【書評】インフラ/ネットワークエンジニアのためのネットワーク・デザインパターン 実務で使えるネットワーク構成の最適解27

みやた ひろし
SBクリエイティブ
2015/12/25

 打って変わってインフラです。先日のネットワーク重要用語解説という本が期待通りでなかったので、見た目からして少しレベル高そうなやつを追加購入。少し古いですがセオリー的な話で評価も高かったので、読んでみました。

 本屋で背表紙見てるとよくありますが、「〇〇のための50のホニャララ」みたいなやつが個人的にはあまり好きではありません。なんかキャッチーさを狙ってる感が露骨で、「体系的にするためにも数字にまとめたほうがわかりやすい」みたいな誰かの口車に乗って目次書いた感を感じてしまい。。。結果読んで50個も頭はいらねーよみたいな。ちょっと違いますが、ネットの記事でも「〇〇が選んだ2024年ホニャララ38選!」みたいなやつとかね。それ選んでねーだろみたいなね。すごいやつ「128選!」くらいのあるしね。

 話が逸れましたが、何を言いたいかといいますと、そういう1080選!みたいなやつとは異なり、27という数字には意味があり、セオリーとして当てはめて構成検討の参考にできる汎用性の高さを備えているというものでした。ネットワークと一口に言っても裾野が広いですが、この本では内部ネットワークをTrustゾーン、インターネット側をUntrustゾーン、公開領域をDMZゾーン、VPNをWANゾーンとして区分け。さらに規模別にS・M・Lとし、それぞれの組み合わせに対して2パターンの実装セオリーを示しています。最後に総合という形で、各規模に対して総合構成を示して27通りとしています。

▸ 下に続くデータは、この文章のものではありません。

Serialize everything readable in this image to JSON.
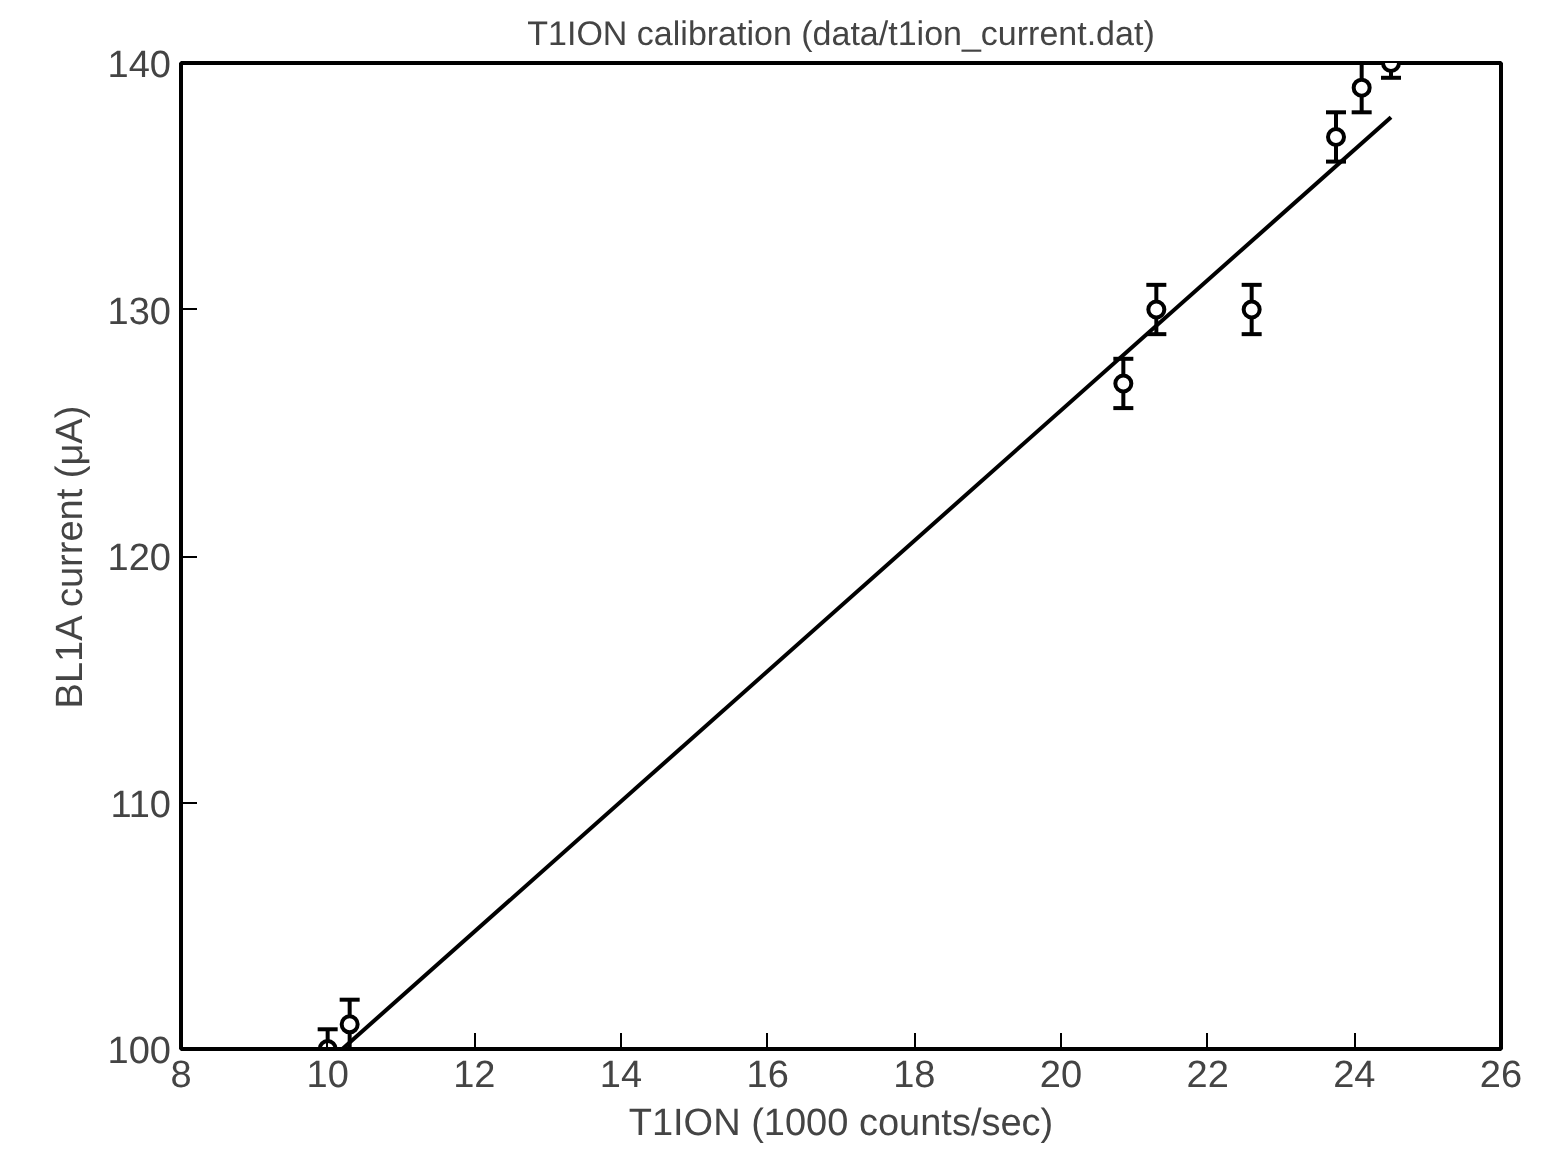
{
  "chart_data": {
    "type": "scatter",
    "title": "T1ION calibration (data/t1ion_current.dat)",
    "xlabel": "T1ION (1000 counts/sec)",
    "ylabel": "BL1A current (μA)",
    "xlim": [
      8,
      26
    ],
    "ylim": [
      100,
      140
    ],
    "xticks": [
      8,
      10,
      12,
      14,
      16,
      18,
      20,
      22,
      24,
      26
    ],
    "yticks": [
      100,
      110,
      120,
      130,
      140
    ],
    "grid": false,
    "series": [
      {
        "marker": "circle",
        "color": "#000000",
        "x": [
          10.0,
          10.3,
          20.85,
          21.3,
          22.6,
          23.75,
          24.1,
          24.5
        ],
        "values": [
          100,
          101,
          127,
          130,
          130,
          137,
          139,
          140
        ],
        "errors": [
          0.8,
          1,
          1,
          1,
          1,
          1,
          1,
          0.6
        ]
      },
      {
        "type": "line",
        "color": "#000000",
        "x": [
          10.2,
          24.5
        ],
        "values": [
          100,
          137.8
        ],
        "line_style": "solid"
      }
    ]
  }
}
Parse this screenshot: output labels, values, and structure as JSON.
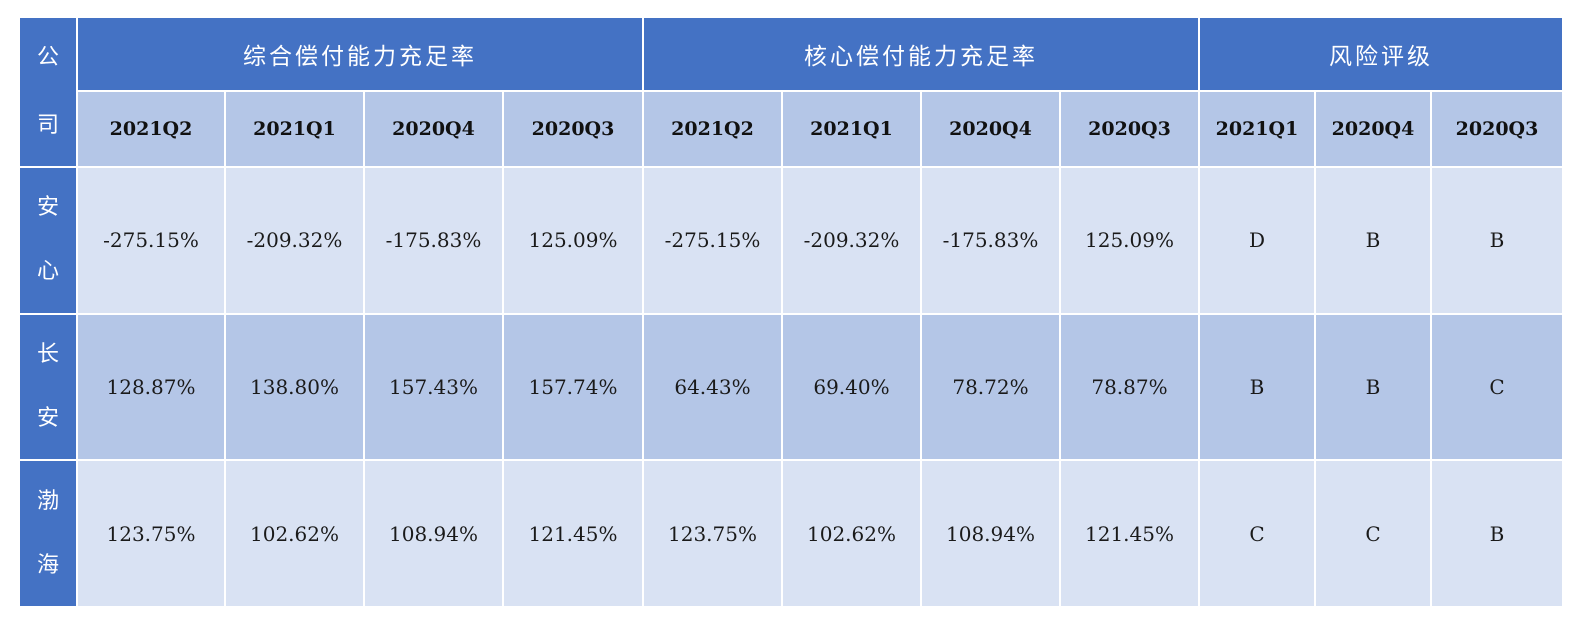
{
  "headers": {
    "company": "公司",
    "group1": "综合偿付能力充足率",
    "group2": "核心偿付能力充足率",
    "group3": "风险评级",
    "group1_periods": [
      "2021Q2",
      "2021Q1",
      "2020Q4",
      "2020Q3"
    ],
    "group2_periods": [
      "2021Q2",
      "2021Q1",
      "2020Q4",
      "2020Q3"
    ],
    "group3_periods": [
      "2021Q1",
      "2020Q4",
      "2020Q3"
    ]
  },
  "rows": [
    {
      "company": "安心",
      "comprehensive": [
        "-275.15%",
        "-209.32%",
        "-175.83%",
        "125.09%"
      ],
      "core": [
        "-275.15%",
        "-209.32%",
        "-175.83%",
        "125.09%"
      ],
      "rating": [
        "D",
        "B",
        "B"
      ]
    },
    {
      "company": "长安",
      "comprehensive": [
        "128.87%",
        "138.80%",
        "157.43%",
        "157.74%"
      ],
      "core": [
        "64.43%",
        "69.40%",
        "78.72%",
        "78.87%"
      ],
      "rating": [
        "B",
        "B",
        "C"
      ]
    },
    {
      "company": "渤海",
      "comprehensive": [
        "123.75%",
        "102.62%",
        "108.94%",
        "121.45%"
      ],
      "core": [
        "123.75%",
        "102.62%",
        "108.94%",
        "121.45%"
      ],
      "rating": [
        "C",
        "C",
        "B"
      ]
    }
  ],
  "colors": {
    "header_dark": "#4472c4",
    "header_light": "#b4c6e7",
    "row_light": "#d9e2f3",
    "row_dark": "#b4c6e7"
  }
}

 当然個別事情やポリシーにより味付け、重みづけはあると思いますが、これをベースにどの程度の構成をとるべきか非常に参考とできると思います。フェイルオーバー時の経路変更や障害特定を意図した冗長方法など細やかに説明されており、物理図・論理図も示してくれています。大規模クラスではEIGRPとかBGPとかよう知らんプロトコルが出てきますが、会話するまでが仕事の営業職としては十分な情報量でした。エンジニアが何を考えて設計するかあたりを付けて会話できるだけで、お互いに仕事の進み方がかなり快適になるというものです。本当に予備知識無く読んでもチンプンカンプンかと思いますが、ネスぺやベンダー試験相当の学習経験がある方や実務で設計やっていた方は体系的に整理されて面白く読めるのではないでしょうか。いまだとSD-WANやZTNAとかSASEツールが増えてよりクラウドネイティブになっていて事情異なる部分もあります。が、まだまだそんな技術採用まで至っている会社はマイノリティですし、レガシーなネットワークと組み合わせて使っているところがほとんどです。長く使える知識とセオリーとして、10年経とうとしている現在でも読む価値がある本だと思います。